ROBERTSON, Étienne Gaspard. La Minerve, vaisseau aërien destiné aux découvertes, et proposé à toutes les Académies de l'Europe... Seconde édition, revue et corrigée. 36, [4] pp. 4 woodcut illustrations printed on 3 pages, one large folding engraved plate of the Minerve (490 x 331 mm), letter-keyed to text; woodcut title vignette. Small 8vo., 194 x 114 mm., bound in 19th-century brown calf gilt, sides panelled with triple fillet, spine richly gold tooled, morocco gilt lettering-pieces, turn-ins gilt, gilt edges, preserving original plain mauve front wrapper with author's presentation inscription. Paris ("Vienne: de l'imprimerie de S.-V. Degen, 1804. Réimprimé à Paris"): Hocquet, 1820.
First and Only Edition of this facetious scheme to tour the world in a giant hot air balloon, a presentation copy from the author to an unidentified recipient. The Belgian physicist, painter, ex-priest and balloonist Étienne Gaspard Robertson (né Robert, 1763-1837) was best known to his contemporaries for his wildly popular magic lantern shows, "perhaps the most memorable phantasmagoria spectacles ever created" (Terpak, Devices of Wonder, p. 301). He toured throughout Europe, marking his arrival in each new city by an attention-grabbing balloon ascent. Although he is credited with accomplishing the first balloon flight undertaken for purely scientific purposes, Robertson's own account of that flight, undertaken on June 18, 1803 with a music professor named Lloest, did little to counter his reputation as a charlatan. Not only did he exaggerate the altitude reached (supposedly 23,536 feet), but his report was also laced with whoppers, such as his claim that the reduced pressure of the high altitude had so enlarged the heads of the balloonists that Lloest could no longer wear his hat (Rolt, The Aeronauts, p. 186).
The enterprise set forth in the present pamphlet was one of the first projects to involve a giant balloon. In theory, a giant balloon would provide a larger reservoir for gas and would thus make it possible to undertake very long flights. In fact, the technology of the time would have made such a balloon utterly unmanageable. La Minerve was one of the largest balloons every conceived; with a 160-foot diameter, it was designed to carry a load of 161,000 pounds, including 60 scientists, and was outfitted with ample sleeping space, a library, church, gymnasium or exercise area, water-closets, chemistry laboratory, music room, separate ladies' quarters, anchor, huge storage barrel for storing water, wine and foodstuffs, dinghy in the form of a smaller balloon attached to the main balloon, etc. The main hull was convertible into a ship in case of a water landing. All areas of the balloon, which was made of rubber-lined silk, were connected by silk ladders. "Although the grandiloquent dedication to [Alessandro] Volta would appear to have been written in all seriousness, the design of the La Minerve is of such baroque extravagance that the conclusion that Robertson was either mad or clowning is hard to resist…" (Rolt, pp. 137-8).

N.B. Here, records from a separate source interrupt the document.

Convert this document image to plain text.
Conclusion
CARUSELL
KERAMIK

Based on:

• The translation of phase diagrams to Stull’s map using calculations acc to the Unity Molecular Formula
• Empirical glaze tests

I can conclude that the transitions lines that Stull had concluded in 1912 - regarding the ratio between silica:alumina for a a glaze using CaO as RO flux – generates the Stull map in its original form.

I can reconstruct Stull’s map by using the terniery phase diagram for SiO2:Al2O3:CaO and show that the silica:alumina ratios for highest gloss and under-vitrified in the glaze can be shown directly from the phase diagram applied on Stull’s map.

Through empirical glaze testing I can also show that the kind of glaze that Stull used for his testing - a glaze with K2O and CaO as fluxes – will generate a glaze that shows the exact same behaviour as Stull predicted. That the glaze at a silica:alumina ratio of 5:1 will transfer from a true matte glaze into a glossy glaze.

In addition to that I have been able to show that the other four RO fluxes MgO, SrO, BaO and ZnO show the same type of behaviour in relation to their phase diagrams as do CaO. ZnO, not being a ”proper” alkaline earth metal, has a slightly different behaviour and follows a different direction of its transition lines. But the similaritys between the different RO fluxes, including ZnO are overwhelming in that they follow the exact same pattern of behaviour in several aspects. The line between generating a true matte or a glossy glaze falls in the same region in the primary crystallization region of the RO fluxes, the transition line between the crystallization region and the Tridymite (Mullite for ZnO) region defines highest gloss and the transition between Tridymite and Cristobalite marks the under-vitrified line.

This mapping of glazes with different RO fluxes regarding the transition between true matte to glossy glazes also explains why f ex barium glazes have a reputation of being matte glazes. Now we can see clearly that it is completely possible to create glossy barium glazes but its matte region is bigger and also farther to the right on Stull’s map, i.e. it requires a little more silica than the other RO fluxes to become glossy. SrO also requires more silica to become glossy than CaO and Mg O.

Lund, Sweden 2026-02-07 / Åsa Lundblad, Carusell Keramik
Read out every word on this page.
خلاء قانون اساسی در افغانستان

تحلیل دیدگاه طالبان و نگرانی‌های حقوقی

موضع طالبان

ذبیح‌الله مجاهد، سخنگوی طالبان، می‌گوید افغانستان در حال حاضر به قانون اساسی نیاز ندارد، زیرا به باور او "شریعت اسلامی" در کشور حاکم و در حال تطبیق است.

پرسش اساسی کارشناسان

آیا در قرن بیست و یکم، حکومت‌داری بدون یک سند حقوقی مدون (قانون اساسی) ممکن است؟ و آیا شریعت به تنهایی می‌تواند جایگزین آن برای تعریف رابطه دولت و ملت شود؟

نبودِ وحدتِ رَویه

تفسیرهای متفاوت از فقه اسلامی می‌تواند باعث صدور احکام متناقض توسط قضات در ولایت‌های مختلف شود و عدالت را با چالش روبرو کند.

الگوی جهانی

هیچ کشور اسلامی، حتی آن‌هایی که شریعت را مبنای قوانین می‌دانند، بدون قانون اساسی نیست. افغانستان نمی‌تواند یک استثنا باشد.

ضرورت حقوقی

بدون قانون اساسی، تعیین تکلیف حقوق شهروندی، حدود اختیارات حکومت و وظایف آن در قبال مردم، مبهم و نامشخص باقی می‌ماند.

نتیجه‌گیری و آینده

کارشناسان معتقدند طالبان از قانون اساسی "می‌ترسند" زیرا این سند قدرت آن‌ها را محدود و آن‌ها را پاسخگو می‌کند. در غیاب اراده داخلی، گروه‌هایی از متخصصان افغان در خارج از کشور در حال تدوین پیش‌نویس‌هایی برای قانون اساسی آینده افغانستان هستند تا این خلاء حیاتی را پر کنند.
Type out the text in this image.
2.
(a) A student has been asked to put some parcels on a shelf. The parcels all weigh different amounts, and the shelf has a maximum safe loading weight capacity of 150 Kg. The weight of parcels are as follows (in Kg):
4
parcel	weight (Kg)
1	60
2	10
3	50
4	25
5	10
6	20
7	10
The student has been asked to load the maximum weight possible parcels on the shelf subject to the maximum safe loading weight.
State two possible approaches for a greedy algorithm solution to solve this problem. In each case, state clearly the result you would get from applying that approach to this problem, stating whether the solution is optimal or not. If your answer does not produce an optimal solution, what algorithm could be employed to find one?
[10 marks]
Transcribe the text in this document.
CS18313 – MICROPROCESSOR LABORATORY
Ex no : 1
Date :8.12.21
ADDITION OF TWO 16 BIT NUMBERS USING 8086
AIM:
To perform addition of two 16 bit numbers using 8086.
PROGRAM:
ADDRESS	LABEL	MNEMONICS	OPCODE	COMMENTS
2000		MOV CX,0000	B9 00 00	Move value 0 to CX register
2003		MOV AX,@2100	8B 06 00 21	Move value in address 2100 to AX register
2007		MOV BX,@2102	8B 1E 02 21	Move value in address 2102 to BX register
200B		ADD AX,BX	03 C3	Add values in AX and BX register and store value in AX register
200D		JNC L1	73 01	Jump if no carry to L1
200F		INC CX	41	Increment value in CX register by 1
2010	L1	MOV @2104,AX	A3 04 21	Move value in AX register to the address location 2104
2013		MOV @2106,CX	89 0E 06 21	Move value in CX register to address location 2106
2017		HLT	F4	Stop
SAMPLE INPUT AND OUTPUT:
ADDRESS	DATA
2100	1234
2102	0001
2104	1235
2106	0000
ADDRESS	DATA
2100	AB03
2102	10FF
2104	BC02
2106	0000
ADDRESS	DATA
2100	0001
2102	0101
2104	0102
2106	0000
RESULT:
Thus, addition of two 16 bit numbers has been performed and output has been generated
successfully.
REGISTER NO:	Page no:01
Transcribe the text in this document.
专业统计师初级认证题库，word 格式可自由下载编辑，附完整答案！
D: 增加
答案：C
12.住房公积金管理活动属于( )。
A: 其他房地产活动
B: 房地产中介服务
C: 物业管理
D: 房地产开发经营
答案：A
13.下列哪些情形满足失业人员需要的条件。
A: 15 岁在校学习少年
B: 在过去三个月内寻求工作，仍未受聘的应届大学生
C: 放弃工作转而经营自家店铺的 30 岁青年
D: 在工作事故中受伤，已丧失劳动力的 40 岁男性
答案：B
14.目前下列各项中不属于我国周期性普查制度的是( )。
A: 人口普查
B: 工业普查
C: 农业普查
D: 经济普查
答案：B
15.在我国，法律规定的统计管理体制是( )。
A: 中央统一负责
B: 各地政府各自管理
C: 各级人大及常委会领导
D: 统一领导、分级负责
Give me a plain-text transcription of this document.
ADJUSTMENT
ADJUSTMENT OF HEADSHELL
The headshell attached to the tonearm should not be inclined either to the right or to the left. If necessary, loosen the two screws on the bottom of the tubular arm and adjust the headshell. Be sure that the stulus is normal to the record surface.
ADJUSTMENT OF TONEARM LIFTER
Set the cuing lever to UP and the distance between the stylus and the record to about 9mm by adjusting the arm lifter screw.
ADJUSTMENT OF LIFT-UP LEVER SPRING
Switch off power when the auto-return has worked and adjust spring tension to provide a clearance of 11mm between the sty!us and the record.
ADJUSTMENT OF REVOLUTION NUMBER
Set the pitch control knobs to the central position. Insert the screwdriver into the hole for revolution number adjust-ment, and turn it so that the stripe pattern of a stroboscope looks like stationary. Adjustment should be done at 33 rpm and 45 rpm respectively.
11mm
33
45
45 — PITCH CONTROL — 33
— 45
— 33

Not surprisingly, in light of his fondness for deception, the Minerva was not in fact conceived by Robertson at all - earlier versions of it had been published as early as 1784 (cf. Liebmann and Wahl, no. 440-441). To complete the spoof, the title of the work describes this edition as the second, and a fictitious 1804 edition is mentioned in the imprint. No copies of such an edition have been located.
This is an outstandingly rare presentation copy of this exceedingly scarce pamphlet, of which only a single copy is recorded in American institutional collections (University of Minnesota). The inscription reads: "a Morin[?] Chevalier jeune de la part de M. Robertson."
Brockett 10421. Gamble 781. Genesis of Flight, p. 84. Liebmann and Wahl 443. Maggs, History of Flight (cat. 619), 194. Romance of Ballooning, pp. 62-63.